The 300ft (91m) yacht, Tatoosh, reportedly seriously damaged the reef in early January although Allen was apparently not on board at the time.
The Tatoosh had been moored near two dive sites on the western coast of Grand Cayman, north of the capital of George Town when the damage occurred.
Following an inspection by local divers to assess the impact, officials determined that Tatoosh wrecked an estimated quarter of an acre (1012sq m) of underwater terrain. Inspectors believe the damage was caused by one of the yacht's chains when it was anchored.
Coral reefs are vital for marine life to flourish and help protect coastlines from big waves and tropical storms.
Allen's company Vulcan issued a statement saying that the yacht was "moored in a position explicitly directed by the local Port Authority." The crew moved the vessel as soon as they were notified of potential damage. "Vulcan and Paul G. Allen have a long history of responsible exploration and a commitment to ocean conservation," statement added.
"Shifting winds reportedly changed the position, pushing the ship toward the reserve but it was relocated to avoid damage," the Cayman News Service reported.
The yacht's crew and Allen are fully cooperating with authorities, said a Vulcan spokesman.

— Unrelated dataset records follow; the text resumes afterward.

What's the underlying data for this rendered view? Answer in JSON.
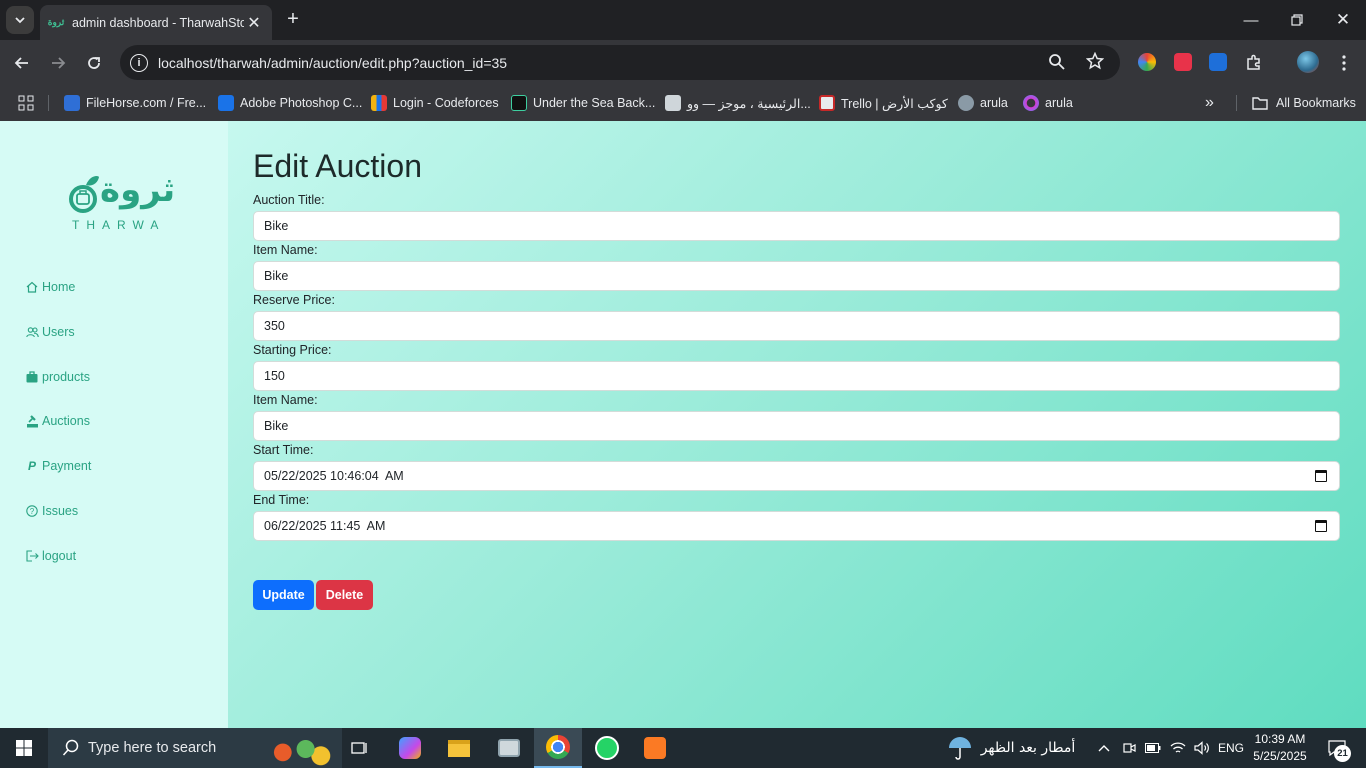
{
  "browser": {
    "tab_title": "admin dashboard - TharwahStore",
    "tab_favicon_text": "ثروة",
    "url": "localhost/tharwah/admin/auction/edit.php?auction_id=35",
    "bookmarks": [
      {
        "label": "FileHorse.com / Fre...",
        "color": "#2f6fd6"
      },
      {
        "label": "Adobe Photoshop C...",
        "color": "#1a73e8"
      },
      {
        "label": "Login - Codeforces",
        "color": "#f2b20f"
      },
      {
        "label": "Under the Sea Back...",
        "color": "#111111"
      },
      {
        "label": "الرئيسية ، موجز — وو...",
        "color": "#cfd6da"
      },
      {
        "label": "Trello | كوكب الأرض",
        "color": "#e8eaed"
      },
      {
        "label": "arula",
        "color": "#8a9aa6"
      },
      {
        "label": "arula",
        "color": "#d63bd6"
      }
    ],
    "all_bookmarks_label": "All Bookmarks"
  },
  "sidebar": {
    "logo_text_ar": "ثروة",
    "logo_text_en": "THARWA",
    "items": [
      {
        "label": "Home",
        "icon": "home-icon"
      },
      {
        "label": "Users",
        "icon": "users-icon"
      },
      {
        "label": "products",
        "icon": "briefcase-icon"
      },
      {
        "label": "Auctions",
        "icon": "auction-icon"
      },
      {
        "label": "Payment",
        "icon": "paypal-icon"
      },
      {
        "label": "Issues",
        "icon": "question-icon"
      },
      {
        "label": "logout",
        "icon": "logout-icon"
      }
    ]
  },
  "form": {
    "title": "Edit Auction",
    "fields": [
      {
        "label": "Auction Title:",
        "value": "Bike"
      },
      {
        "label": "Item Name:",
        "value": "Bike"
      },
      {
        "label": "Reserve Price:",
        "value": "350"
      },
      {
        "label": "Starting Price:",
        "value": "150"
      },
      {
        "label": "Item Name:",
        "value": "Bike"
      },
      {
        "label": "Start Time:",
        "value": "05/22/2025 10:46:04  AM"
      },
      {
        "label": "End Time:",
        "value": "06/22/2025 11:45  AM"
      }
    ],
    "update_label": "Update",
    "delete_label": "Delete"
  },
  "colors": {
    "accent": "#2aa383",
    "update_button": "#0d6efd",
    "delete_button": "#dc3545"
  },
  "taskbar": {
    "search_placeholder": "Type here to search",
    "weather_text": "أمطار بعد الظهر",
    "language": "ENG",
    "time": "10:39 AM",
    "date": "5/25/2025",
    "notification_count": "21"
  }
}
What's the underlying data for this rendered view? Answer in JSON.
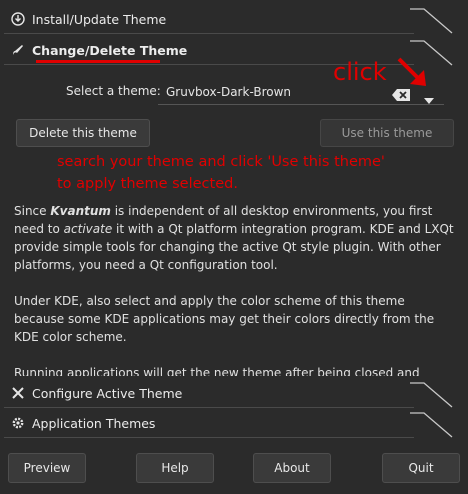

Maximum fines for the damage could run to $600,000 (£421,000).
In addition to investigating Tatoosh's role in the damage, officials are "also paying close attention to lessons learned so that we can more effectively prevent these accidents while still hosting visiting yachts," said a spokesperson for the Cayman Islands Department of the Environment.
Allen, 63, is worth about $18bn (£13bn). He owns the Seattle Seahawks football team and the Portland Trail Blazers basketball team.
Tattoosh, the 49th biggest yacht in the world, has a crew of 30 and two helipads. It has been described as a "model of understated luxury." Allen also owns a second super yacht, the Octopus, which is 414ft (126m) long.
Allen prides himself on being a friend of the environment and is known for his ocean charity and seafaring adventures.
Among his many conservation projects is the Paul G. Allen Ocean Challenge, which funds research that could help mitigate environmental effects from ocean acidification. In 2012, Allen financed an expedition to try to recover the bell of the Royal Navy battle cruiser HMS Hood, which was sunk by the Nazis off Denmark in the Second World War. In 2015 another Allen expedition located Japan's warship Musashi, also lost in World War II.